May 12, 2009
Florence volunteer cheers patients at Methodist Rehabilitation Center with her handmade quilts
By Susan Christensen
Health and Research News Service
Warm and caring.
Those words describe Inge Thibodeaux, and the work she does, as well.
Her handmade quilts ward away the cold, and are a source of great comfort for patients of Methodist Rehabilitation Center in Jackson.
Rebecca Harper of Florence was delighted when she recently received one of Thibodeaux’s creations, a fetching patchwork of colorful fabrics.

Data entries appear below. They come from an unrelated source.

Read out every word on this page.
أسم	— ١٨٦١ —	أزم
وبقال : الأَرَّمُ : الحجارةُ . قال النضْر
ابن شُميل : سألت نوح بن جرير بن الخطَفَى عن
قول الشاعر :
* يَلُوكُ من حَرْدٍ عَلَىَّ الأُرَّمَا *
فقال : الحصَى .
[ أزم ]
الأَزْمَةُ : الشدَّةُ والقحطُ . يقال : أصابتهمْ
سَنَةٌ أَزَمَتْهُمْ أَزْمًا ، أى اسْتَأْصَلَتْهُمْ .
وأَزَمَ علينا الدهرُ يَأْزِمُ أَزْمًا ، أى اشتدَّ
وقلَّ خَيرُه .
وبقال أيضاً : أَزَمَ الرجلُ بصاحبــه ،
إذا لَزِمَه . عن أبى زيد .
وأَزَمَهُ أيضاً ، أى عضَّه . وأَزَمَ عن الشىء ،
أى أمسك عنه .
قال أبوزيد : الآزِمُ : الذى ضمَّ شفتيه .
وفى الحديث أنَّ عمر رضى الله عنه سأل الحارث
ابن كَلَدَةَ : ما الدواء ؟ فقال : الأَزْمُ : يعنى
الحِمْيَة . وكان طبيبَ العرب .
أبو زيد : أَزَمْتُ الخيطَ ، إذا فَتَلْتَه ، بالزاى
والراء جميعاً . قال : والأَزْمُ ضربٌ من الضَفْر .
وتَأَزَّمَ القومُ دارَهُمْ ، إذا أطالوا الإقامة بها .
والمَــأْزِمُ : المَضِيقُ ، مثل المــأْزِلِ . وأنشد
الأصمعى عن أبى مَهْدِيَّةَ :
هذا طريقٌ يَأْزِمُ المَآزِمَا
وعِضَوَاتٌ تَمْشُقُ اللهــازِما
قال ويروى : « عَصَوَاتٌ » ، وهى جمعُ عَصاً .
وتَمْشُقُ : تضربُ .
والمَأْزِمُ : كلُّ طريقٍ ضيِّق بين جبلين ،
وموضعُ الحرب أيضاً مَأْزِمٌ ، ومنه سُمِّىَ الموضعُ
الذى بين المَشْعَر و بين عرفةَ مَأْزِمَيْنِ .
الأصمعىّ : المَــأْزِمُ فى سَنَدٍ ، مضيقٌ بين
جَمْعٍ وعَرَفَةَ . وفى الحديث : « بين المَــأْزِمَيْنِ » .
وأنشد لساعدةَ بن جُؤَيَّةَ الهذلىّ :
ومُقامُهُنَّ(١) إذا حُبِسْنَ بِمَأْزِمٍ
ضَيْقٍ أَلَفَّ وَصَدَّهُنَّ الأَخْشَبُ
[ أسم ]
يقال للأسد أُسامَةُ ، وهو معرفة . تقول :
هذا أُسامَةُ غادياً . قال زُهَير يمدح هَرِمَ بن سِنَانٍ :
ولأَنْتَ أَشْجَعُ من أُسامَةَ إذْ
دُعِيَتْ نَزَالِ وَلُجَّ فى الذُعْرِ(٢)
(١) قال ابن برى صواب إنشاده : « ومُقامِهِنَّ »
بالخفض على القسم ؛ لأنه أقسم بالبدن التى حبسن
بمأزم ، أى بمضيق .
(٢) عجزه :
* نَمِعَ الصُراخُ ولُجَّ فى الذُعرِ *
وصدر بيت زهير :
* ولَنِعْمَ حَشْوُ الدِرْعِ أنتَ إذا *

“I think it’s beautiful,” said the retired teacher, who taught English at Sumner Junior High in Clinton. “It’s a quilt of many purposes. I’m going to use it over my shoulders and across my lap. And I might even use it to wrap up my little grandbaby.”
A Florence retiree, Thibodeaux said she was in need of a hobby when she took up quilting 10 years ago. Once she began volunteering at Methodist two years ago, she realized her creations might be a way to encourage people who were recovering from disabling injuries and illnesses.
“People donate fabric and I turn around and make the quilts,” she said. Most go to Methodist Rehab, but she also donates to community fund-raisers or to people battling cancer.
Thibodeaux seldom uses a pattern for the comfy lap quilts. “I sit down with a fabric and I have no idea where it’s going to,” she said. “Sometimes I think: This is so hideous. But by the time I get through, I think it’s kind of nice.”
Most of the time, Thibodeaux lets someone else deliver her quilts to patients. “I like to stay in the background,” she said. But she has two scrapbooks filled with photos of her quilts, and she’s likes to think of how they have brightened someone’s day.
“I enjoy making them,” she says. “And I get a kick out of giving them away and making someone happy.”
Inge Thibodeaux enjoys creating handmade quilts for the patients at Methodist Rehab.